Implementation:Confident ai Deepeval CallbackHandler LangChain
| Knowledge Sources | |
|---|---|
| Domains | |
| Last Updated | 2026-02-14 09:00 GMT |
Overview
Concrete callback handler class that integrates DeepEval with LangChain and LangGraph agent frameworks. The CallbackHandler class inherits from LangChain's BaseCallbackHandler and automatically captures execution traces -- including LLM calls, tool invocations, retriever queries, and chain orchestration events -- translating them into DeepEval's internal trace format for evaluation.
Description
The CallbackHandler is passed into LangChain's config={"callbacks": [handler]} mechanism. Once attached, it receives lifecycle events from the LangChain runtime and builds a hierarchical trace structure. At the end of an agent invocation, the handler can optionally run evaluation metrics against the collected trace and push results to the Confident AI platform.
Key capabilities:
- Automatic trace capture -- intercepts LLM start/end, tool start/end, chain start/end, and retriever start/end events.

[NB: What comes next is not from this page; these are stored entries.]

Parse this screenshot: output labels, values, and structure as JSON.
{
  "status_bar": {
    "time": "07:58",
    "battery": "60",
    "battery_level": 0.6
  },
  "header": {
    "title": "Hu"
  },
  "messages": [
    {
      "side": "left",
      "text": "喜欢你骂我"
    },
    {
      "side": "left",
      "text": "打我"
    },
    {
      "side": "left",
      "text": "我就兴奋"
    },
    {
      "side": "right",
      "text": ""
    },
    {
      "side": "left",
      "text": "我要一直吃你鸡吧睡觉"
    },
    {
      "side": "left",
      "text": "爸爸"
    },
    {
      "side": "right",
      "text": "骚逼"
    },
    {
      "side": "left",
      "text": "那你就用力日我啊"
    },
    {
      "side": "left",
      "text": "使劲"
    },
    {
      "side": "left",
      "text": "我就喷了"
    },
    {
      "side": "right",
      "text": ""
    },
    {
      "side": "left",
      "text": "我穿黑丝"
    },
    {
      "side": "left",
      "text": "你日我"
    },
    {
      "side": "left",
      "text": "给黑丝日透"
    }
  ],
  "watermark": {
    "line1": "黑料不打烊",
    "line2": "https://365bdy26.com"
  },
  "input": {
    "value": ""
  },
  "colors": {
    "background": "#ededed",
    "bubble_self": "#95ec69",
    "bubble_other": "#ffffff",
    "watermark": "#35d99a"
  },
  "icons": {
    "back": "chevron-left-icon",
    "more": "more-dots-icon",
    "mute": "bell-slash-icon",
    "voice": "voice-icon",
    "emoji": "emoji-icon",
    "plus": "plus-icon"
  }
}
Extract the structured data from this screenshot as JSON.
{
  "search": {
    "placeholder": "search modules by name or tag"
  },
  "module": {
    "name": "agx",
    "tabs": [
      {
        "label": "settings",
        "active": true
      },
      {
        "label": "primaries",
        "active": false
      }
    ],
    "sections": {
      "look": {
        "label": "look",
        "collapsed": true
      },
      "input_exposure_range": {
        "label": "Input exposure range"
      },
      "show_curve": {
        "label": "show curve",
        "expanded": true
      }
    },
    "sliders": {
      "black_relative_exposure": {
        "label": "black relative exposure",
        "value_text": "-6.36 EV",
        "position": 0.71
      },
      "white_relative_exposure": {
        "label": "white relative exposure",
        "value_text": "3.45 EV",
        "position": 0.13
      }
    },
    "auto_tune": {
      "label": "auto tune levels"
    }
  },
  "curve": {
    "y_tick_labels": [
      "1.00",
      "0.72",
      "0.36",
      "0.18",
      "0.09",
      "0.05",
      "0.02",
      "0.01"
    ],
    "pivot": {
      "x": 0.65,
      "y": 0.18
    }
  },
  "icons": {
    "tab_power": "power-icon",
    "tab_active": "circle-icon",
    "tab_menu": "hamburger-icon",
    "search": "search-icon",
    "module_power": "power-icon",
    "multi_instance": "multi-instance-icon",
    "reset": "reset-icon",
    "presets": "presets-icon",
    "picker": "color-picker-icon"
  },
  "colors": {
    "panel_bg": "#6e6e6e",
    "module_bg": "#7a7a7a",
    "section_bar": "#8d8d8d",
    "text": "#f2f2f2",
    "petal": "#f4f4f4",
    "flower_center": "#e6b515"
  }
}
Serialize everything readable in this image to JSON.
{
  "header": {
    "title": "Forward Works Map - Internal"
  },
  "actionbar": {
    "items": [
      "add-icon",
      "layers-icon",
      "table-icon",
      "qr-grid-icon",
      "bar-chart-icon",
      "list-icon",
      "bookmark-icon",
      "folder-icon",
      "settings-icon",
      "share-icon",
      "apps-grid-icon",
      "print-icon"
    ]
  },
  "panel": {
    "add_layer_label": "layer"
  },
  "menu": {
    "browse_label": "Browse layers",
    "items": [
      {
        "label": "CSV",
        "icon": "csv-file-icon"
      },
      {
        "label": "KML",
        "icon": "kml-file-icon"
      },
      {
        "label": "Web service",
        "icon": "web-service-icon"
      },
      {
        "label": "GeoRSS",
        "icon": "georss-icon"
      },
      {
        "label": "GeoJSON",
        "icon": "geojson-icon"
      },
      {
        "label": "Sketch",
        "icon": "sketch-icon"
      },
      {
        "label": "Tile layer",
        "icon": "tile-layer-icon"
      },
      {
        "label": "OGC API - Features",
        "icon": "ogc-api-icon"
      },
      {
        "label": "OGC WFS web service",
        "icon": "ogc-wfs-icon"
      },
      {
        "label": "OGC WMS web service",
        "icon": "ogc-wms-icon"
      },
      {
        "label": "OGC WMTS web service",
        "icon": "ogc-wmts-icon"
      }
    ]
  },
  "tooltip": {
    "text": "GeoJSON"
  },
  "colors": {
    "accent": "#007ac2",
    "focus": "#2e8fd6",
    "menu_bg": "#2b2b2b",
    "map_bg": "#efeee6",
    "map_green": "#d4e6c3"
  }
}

- Metric evaluation -- when
metricsormetric_collectionare provided, evaluation runs automatically after each invocation. - Thread tracking -- the
thread_idparameter enables grouping multiple invocations into a single conversation thread. - Metadata and tagging -- supports arbitrary metadata and tags for trace organization and filtering.
Usage
Import and attach to any LangChain agent or chain invocation:
from deepeval.integrations.langchain import CallbackHandler
Code Reference
Source Location
- Repository:
confident-ai/deepeval - File:
deepeval/integrations/langchain/callback.py(lines 70--849)
Signature
class CallbackHandler(BaseCallbackHandler):
def __init__(
self,
name: Optional[str] = None,
tags: Optional[List[str]] = None,
metadata: Optional[Dict[str, Any]] = None,
thread_id: Optional[str] = None,
user_id: Optional[str] = None,
metrics: Optional[List[BaseMetric]] = None,
metric_collection: Optional[str] = None,
test_case_id: Optional[str] = None,
):
...
Import
from deepeval.integrations.langchain import CallbackHandler
Parent Class
BaseCallbackHandlerfromlangchain_core.callbacks.base
I/O Contract
Inputs (Constructor Parameters)
| Name | Type | Default | Description |
|---|---|---|---|
name |
Optional[str] | None |
Human-readable name for the traced agent or chain. |
tags |
Optional[List[str]] | None |
Tags for categorizing and filtering traces. |
metadata |
Optional[Dict[str, Any]] | None |
Arbitrary key-value metadata attached to the trace. |
thread_id |
Optional[str] | None |
Conversation thread identifier for grouping related invocations. |
user_id |
Optional[str] | None |
Identifier for the end user associated with this trace. |
metrics |
Optional[List[BaseMetric]] | None |
List of evaluation metrics to run automatically after each invocation. |
metric_collection |
Optional[str] | None |
Name of a pre-defined metric collection on the Confident AI platform. |
test_case_id |
Optional[str] | None |
Identifier for linking traces to specific test cases. |
Outputs
| Name | Type | Description |
|---|---|---|
| Trace | Internal trace object | Hierarchical trace of the agent execution, including all LLM calls, tool invocations, and chain steps. |
| Metric results | Evaluation scores | When metrics are configured, evaluation results are computed and optionally pushed to the Confident AI platform. |
Usage Examples
Example 1: Basic Agent Instrumentation
Attach the callback handler to a LangChain agent with automatic task completion evaluation.
from deepeval.integrations.langchain import CallbackHandler
from deepeval.metrics import TaskCompletionMetric
handler = CallbackHandler(
metrics=[TaskCompletionMetric()],
name="my-agent",
)
agent.invoke({"input": "Hello"}, config={"callbacks": [handler]})
- The
handleris passed via thecallbackskey in the LangChain config dictionary. - After the agent completes, the
TaskCompletionMetricis automatically evaluated against the captured trace.
Example 2: Threaded Conversation Tracking
Track multiple invocations as part of the same conversation thread.
from deepeval.integrations.langchain import CallbackHandler
handler = CallbackHandler(
name="support-agent",
thread_id="conv-12345",
user_id="user-abc",
tags=["production", "support"],
metadata={"department": "engineering"},
)
# First turn
agent.invoke({"input": "What is my account status?"}, config={"callbacks": [handler]})
# Second turn (same thread)
agent.invoke({"input": "Can you update my email?"}, config={"callbacks": [handler]})
- Both invocations are grouped under the same
thread_id, enabling conversation-level evaluation.